INDEPENDENT NEWS

Labour removing ECE choice from families

Published: Wed 20 Feb 2019 09:39 AM
Nicola Willis - Early Childhood Education
20 February 2019
Early Childhood Education may become unaffordable for vulnerable families if the Government pushes ahead with changes to home-based early education providers, National’s Early Childhood Education Spokesperson Nicola Willis says.
“More than 18,000 children currently attend a home-based early childhood service. Parents choose this type of care because it suits their family circumstances, with many telling me they value the low adult to child ratios, flexibility and family-feel that home-based care provides.
““Home-based care can operate outside of standard centre hours catering to shift-working parents and those who work outside the standard 9-5 schedule.
“But an announcement today shows the Government may reduce the number of home-based providers, increase costs to parents and push some vulnerable families out of early childhood education (ECE) altogether.
“My heart also goes out to the thousands of home-based educators who now have an uncertain future.
“Right now 70 per cent of home-based educators don’t have a qualification. Education Minister Chris Hipkins is hanging the axe over their jobs by threatening they will not be able to keep working in ECE without a level four qualification from a tertiary training provider.
“It’s unclear who will provide this training, how much it will cost or how long the qualifications will take to obtain.
“Parents are less concerned about the qualifications these educators have on paper and are more focused about the quality of care they provide.

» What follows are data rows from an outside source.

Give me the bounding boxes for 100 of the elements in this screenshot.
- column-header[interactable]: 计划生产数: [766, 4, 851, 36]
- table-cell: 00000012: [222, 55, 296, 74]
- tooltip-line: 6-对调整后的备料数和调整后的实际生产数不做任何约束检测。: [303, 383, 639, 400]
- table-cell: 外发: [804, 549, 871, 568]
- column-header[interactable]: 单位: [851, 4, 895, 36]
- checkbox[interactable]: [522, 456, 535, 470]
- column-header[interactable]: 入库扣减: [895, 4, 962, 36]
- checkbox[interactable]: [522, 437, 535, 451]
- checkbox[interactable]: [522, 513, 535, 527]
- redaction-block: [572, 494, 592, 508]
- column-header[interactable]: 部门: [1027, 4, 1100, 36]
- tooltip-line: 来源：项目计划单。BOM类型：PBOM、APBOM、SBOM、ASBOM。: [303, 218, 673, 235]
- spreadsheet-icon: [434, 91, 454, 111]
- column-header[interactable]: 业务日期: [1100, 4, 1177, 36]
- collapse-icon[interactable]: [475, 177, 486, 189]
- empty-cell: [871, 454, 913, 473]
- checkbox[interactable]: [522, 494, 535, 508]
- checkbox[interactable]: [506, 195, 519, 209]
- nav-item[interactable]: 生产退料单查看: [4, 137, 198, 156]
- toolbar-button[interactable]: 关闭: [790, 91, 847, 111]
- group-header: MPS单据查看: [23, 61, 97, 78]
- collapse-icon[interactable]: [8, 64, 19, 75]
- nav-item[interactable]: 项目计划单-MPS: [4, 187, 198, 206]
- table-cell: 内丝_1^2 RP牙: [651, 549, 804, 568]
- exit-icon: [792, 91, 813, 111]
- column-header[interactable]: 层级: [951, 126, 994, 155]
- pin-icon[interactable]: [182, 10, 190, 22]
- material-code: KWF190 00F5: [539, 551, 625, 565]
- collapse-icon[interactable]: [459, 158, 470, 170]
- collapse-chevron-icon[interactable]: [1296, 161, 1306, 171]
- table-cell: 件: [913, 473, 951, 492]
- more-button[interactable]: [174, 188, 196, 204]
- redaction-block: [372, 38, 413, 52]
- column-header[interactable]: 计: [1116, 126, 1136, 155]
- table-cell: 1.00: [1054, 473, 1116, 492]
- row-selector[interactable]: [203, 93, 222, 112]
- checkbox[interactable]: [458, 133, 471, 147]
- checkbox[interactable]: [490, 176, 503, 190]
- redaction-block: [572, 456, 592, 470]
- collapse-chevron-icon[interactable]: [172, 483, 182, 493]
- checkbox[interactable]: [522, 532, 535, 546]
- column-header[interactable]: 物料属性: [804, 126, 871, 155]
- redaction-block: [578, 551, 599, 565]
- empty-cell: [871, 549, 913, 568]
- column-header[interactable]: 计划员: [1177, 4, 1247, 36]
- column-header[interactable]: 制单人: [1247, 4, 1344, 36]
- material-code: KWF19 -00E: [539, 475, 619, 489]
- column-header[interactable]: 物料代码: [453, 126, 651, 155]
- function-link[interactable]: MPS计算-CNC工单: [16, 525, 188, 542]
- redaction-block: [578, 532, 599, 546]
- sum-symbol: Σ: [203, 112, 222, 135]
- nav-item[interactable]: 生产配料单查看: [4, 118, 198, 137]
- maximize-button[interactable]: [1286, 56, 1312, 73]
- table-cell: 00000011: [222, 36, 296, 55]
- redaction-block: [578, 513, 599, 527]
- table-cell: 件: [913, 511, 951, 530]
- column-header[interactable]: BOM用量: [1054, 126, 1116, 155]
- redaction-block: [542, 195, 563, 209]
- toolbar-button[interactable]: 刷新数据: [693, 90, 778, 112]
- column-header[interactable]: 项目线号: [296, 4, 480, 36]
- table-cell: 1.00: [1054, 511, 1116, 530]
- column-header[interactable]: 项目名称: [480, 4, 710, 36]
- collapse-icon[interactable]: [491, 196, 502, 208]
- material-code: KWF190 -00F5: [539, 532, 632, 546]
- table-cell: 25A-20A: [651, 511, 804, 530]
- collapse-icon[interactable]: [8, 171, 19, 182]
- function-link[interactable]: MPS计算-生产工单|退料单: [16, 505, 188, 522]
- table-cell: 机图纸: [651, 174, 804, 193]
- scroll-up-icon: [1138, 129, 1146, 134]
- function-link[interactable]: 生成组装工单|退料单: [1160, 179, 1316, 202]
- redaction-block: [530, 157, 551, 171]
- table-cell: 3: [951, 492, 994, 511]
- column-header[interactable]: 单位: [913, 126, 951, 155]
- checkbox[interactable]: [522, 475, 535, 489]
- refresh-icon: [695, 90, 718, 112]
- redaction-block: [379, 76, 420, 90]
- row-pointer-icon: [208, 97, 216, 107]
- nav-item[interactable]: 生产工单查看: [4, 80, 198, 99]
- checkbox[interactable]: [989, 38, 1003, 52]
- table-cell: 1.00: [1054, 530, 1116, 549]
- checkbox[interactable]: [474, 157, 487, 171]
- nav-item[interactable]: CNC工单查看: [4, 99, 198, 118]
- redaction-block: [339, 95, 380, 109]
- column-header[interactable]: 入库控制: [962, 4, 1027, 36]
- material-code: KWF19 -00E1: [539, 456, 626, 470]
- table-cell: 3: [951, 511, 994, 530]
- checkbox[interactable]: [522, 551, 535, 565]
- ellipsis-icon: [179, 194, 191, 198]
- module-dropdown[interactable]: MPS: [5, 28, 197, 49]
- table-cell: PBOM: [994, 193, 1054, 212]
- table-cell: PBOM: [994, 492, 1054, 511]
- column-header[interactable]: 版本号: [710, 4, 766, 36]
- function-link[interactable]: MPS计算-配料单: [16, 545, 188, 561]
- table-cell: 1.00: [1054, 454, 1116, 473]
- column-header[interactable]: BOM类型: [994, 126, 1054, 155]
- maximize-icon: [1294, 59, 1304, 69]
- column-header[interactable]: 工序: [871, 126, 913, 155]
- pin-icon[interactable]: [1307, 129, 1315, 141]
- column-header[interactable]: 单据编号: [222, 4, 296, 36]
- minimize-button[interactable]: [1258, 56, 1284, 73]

Forcing educators to re-train is an ideological proposal from a Government that thinks it knows better than Kiwi parents what is good for their children.
“National supports moves to increase transparency of funding, and to ensure appropriate oversight of the quality and safety of ECE services.
“However, we share officials concern that the Government’s approach outlined today may have the perverse impact of decreasing participation in early childhood education by some of our most vulnerable families, reducing parents’ ability to work and increasing costs for hard-working families.”